International Conference on Exotic Atoms and Related Topics - EXA2014

Atomic Parity Violation (APV) opens the path to improved determination of electroweak parameters. This can be done by measuring light shifts, which permit the mapping of weak interaction effects on the energy splitting of the magnetic substates in a single trapped Ra+ ion. A particular experimental requirement for a light shift measurement is the localization of the ion within a fraction of an optical wavelength in presence of two orthogonal light fields of known polarization. Alkaline earth metal ions are well suited for such an experiment, because atomic structure calculations are possible to the required level of precision. The sensitivity of APV grows faster than the third power of the atomic number Z. Thus, the heaviest alkaline earth element Radium (Z=88) and the high precision of optical frequency metrology possible with single trapped ions are key ingredients for such a precision measurement. The radium isotopes in such experiments are produced at the TRImP facility at the KVI, University of Groningen.
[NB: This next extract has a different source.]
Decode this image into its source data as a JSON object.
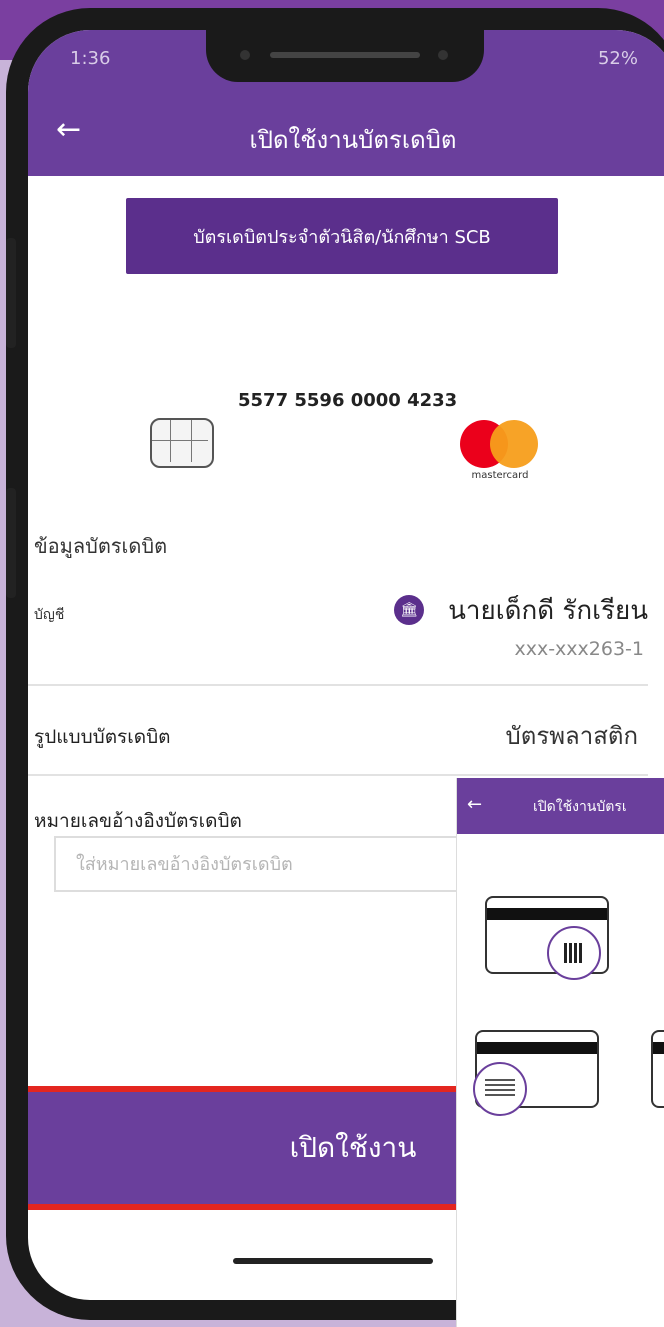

We have measured the hyperfine structure of the 6d2D3/2 states and the isotope shift of the 6d 2D3/2 - 7p2P1/2 transition in 209-214 Ra+ isotopes. We present an improved lifetime measurements of the 5d2D5/2 state on a single trapped Ba+ ion. We will also present absolute frequency measurements of the 6s2S1/2- 6p2P1/2 and 5d2D3/2-6p2P1/2 transitions with an order of magnitude improved precision. The experiment progresses towards measuring light shifts in Ba+. This is a precursor experiment on the way to more precise determination of weak interaction parameters i.e. the Weinberg angle in a single trapped Ra+ ion.